Childhood, Graphic Novels, and Magical Creatures

Zoe Nepolello

In honor of the announcement that there’s going to be three books, I have a mighty need to gush about Crown of Feathers by Nicki Pau Preto. This YA fantasy debut simply blew me away in its scope. The world is lush and big, the characters jump off the page with relatability, and the phoenixes—they’re fun and beautiful and I need one now. The political atmosphere intrigued me from beginning to end, the magic system was subtle but complex, and there was a twist that I didn’t even come close to guessing—and I (unfortunately) have a knack for guessing endings.

The story is divided into three separate narratives: Veronyka, Tristan, and Sev. Each individual gives you different access and information to how the world works, but they ultimately all give you themes of community and finding your place in this decimated world. I cannot wait to continue with this trilogy and see where each character goes from here.

If you’re a fantasy fanatic, and you dream of having your own magical creature, this is new series is not to be missed.

Kathy Nguyen

Last week I finished Adrian Tomine’s Killing and Dying. It’s a collection of graphic short stories, and this fact alone is what made me pull it off of the shelves of my local library. While I’ve read short story collections and I’ve read graphic novels, I don’t come across the combination of the two genres as much. Obviously, I need to fix that, because I adored this book! Tomine’s art is impeccable, and his stories accomplish so much with so little. My favorite story has to be “Translated, from the Japanese,” when Tomine cuts down on the high panel density that characterizes most of the stories in his collection, opting instead for a style that gives space to the big, pulsing heart of the narrative. 

Giancarlo Riccobon

The movie “Only Yesterday” has surprised me in the best way. A Studio Ghibli film, it was considered “undubbable” and wasn’t released in North America until 25 years after its release. It’s the kind of story that probably could have been told in live-action but gains so much more from the medium of animation.

It follows 27-year-old Taeko on a life-changing visit to the countryside as she starts to re-evaluate what she wants to do with her life. Woven into the narrative are flashbacks of Taeko’s childhood. The anecdotes are charming and relatable, like the day Taeko first tasted pineapple, and the time she spent weeks rehearsing for her school play even though she only had one line.

Perhaps the most compelling part isn’t the past or the present, but where they each bleed into one another. Taeko is still bothered by all these ghosts from her childhood that have shaped who she is today—her shame at never understanding how to “flip the numerator” in fractions, and the guilt of knowing that a kid from her fifth grade class never forgave her for not wanting to sit next to him.

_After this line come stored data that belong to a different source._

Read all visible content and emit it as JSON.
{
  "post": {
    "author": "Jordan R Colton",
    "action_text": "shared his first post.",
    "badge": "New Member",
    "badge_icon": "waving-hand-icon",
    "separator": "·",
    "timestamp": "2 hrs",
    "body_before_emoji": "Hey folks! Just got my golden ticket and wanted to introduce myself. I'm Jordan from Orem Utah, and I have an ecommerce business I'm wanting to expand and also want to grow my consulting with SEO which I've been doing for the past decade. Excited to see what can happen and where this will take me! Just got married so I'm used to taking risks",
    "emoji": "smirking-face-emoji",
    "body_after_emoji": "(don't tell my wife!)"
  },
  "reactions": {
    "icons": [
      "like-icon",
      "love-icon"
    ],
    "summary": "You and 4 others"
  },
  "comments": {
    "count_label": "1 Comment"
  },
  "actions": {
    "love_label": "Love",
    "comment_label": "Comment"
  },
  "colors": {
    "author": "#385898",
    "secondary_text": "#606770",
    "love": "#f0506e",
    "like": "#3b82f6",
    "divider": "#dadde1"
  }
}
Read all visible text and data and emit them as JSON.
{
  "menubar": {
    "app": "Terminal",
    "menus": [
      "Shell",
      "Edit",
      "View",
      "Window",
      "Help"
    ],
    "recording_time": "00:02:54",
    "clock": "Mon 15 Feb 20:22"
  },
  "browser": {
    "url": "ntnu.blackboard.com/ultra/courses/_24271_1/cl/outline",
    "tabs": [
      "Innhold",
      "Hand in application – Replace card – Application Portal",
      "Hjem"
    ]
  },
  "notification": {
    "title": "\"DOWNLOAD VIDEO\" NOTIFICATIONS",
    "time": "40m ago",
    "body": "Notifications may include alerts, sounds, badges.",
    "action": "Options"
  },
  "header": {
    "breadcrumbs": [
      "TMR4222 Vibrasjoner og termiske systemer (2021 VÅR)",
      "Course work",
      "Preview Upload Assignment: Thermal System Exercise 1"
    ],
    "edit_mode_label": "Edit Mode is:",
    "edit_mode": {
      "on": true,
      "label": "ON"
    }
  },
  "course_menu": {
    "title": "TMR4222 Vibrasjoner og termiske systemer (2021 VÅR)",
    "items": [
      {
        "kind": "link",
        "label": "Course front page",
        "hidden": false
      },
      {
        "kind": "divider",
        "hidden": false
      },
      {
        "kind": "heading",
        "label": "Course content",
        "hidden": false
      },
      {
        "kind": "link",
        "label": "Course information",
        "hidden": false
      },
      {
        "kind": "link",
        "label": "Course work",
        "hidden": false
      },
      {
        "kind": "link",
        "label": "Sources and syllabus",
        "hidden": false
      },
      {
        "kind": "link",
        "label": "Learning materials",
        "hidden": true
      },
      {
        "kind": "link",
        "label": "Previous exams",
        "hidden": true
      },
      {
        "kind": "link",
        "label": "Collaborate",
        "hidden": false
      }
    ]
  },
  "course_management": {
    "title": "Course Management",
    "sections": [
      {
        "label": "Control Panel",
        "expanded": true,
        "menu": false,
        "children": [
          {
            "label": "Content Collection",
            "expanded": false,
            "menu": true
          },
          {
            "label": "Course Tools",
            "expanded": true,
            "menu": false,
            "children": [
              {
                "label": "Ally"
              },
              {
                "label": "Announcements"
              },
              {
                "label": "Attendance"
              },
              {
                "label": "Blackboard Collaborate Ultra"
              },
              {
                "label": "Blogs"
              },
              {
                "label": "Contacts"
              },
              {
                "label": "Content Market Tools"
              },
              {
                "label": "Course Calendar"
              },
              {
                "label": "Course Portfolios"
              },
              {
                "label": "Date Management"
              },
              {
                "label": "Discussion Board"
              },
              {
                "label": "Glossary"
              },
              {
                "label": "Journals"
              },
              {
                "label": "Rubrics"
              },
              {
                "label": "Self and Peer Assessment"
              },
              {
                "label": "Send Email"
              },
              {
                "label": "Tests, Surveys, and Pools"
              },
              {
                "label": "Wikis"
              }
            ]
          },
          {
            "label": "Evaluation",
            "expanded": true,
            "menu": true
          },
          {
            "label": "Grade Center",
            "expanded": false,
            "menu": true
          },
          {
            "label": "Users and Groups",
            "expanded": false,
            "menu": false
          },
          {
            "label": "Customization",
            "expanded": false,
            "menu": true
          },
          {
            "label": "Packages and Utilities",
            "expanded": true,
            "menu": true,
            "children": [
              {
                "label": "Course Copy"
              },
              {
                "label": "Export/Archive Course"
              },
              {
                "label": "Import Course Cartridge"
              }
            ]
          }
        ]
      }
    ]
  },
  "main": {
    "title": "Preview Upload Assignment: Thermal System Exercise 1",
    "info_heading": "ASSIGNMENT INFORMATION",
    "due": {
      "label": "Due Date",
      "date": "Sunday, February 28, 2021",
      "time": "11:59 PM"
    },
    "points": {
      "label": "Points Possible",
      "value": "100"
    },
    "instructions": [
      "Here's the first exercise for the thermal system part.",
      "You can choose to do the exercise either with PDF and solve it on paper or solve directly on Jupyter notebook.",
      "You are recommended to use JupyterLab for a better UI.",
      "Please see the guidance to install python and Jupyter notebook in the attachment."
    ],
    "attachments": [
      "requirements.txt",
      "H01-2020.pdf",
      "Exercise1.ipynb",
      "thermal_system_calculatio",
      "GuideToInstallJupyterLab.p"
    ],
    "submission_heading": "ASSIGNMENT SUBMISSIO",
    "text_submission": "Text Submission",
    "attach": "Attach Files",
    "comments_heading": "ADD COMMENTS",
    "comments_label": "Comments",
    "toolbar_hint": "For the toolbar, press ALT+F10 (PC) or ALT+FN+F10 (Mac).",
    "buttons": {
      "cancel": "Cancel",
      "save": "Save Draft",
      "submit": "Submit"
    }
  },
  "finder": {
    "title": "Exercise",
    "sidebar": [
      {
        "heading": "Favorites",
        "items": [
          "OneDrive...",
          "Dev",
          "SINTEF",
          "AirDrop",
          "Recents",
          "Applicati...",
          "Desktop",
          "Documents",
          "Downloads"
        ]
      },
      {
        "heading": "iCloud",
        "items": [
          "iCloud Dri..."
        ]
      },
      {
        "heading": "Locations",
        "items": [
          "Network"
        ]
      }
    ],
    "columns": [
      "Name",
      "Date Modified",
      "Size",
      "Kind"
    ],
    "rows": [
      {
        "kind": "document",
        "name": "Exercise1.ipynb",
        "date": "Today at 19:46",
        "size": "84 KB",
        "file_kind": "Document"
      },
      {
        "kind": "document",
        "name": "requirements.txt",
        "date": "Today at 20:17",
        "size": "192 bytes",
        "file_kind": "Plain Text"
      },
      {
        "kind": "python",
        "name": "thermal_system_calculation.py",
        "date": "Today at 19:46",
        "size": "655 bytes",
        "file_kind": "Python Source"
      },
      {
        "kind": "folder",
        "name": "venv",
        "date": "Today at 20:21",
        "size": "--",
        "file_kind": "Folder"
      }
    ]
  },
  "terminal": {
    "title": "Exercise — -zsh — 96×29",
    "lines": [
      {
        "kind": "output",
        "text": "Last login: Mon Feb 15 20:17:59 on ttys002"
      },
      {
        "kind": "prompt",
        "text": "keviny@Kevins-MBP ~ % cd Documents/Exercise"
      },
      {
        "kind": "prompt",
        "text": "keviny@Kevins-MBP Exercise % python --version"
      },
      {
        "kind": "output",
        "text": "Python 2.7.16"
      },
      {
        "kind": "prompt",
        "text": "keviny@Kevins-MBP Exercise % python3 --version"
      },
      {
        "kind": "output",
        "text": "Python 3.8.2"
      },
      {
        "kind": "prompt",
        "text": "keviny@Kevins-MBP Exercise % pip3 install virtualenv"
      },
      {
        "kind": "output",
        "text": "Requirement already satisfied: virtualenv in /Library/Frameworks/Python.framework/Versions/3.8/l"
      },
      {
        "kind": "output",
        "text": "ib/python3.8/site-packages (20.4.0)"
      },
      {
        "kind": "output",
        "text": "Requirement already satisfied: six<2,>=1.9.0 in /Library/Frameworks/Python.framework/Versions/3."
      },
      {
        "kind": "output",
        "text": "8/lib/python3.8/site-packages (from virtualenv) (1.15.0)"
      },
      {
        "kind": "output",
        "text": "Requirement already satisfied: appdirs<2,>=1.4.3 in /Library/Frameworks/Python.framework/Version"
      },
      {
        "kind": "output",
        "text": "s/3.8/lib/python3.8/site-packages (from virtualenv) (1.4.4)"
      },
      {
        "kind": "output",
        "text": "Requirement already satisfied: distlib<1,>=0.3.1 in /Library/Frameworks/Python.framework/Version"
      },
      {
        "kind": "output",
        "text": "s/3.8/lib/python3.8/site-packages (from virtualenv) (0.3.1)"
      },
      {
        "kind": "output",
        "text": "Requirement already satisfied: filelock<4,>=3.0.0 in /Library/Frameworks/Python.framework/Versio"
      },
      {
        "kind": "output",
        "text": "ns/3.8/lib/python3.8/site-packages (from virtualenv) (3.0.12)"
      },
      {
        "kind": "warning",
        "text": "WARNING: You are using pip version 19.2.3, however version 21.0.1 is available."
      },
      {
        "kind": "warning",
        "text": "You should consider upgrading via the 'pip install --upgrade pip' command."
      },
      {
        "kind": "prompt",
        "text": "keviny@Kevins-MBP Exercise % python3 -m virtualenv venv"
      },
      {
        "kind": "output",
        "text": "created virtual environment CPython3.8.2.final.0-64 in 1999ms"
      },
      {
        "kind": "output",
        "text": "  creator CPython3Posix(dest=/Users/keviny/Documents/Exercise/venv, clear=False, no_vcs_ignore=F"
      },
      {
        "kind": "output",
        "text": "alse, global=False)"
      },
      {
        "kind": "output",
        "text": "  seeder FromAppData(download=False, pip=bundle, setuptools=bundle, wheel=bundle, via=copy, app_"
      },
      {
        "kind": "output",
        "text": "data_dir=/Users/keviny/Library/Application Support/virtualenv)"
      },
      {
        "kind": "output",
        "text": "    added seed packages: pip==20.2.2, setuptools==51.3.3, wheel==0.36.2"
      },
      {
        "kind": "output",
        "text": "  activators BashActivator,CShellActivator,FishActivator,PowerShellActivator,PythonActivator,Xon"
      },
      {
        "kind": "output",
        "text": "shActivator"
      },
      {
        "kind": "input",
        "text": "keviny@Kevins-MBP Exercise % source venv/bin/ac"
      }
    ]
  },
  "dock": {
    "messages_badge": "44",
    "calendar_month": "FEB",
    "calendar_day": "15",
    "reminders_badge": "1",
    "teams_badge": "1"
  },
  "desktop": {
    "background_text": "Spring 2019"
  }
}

You’ll definitely want to stick around for the ending. It’s deliciously understated, and it’s sprung on you after the credits start rolling.

Eileen Silverthorn

I recently finished watching The Umbrella Academy on Netflix. SO. FREAKING. GOOD. It’s an adaptation from the graphic novel series from Dark Horse Comics, written by Gerard Way (My Chemical Romance fans, let me hear you!) and illustrated by Gabriel Bá. I must say—and I know this might be sacrilege—but I actually prefer the Netflix series. It’s the story of a dysfunctional family of superpowered siblings who have to navigate time travel, love, the apocalypse (casual), and their own trauma and self-doubt. Highly recommend!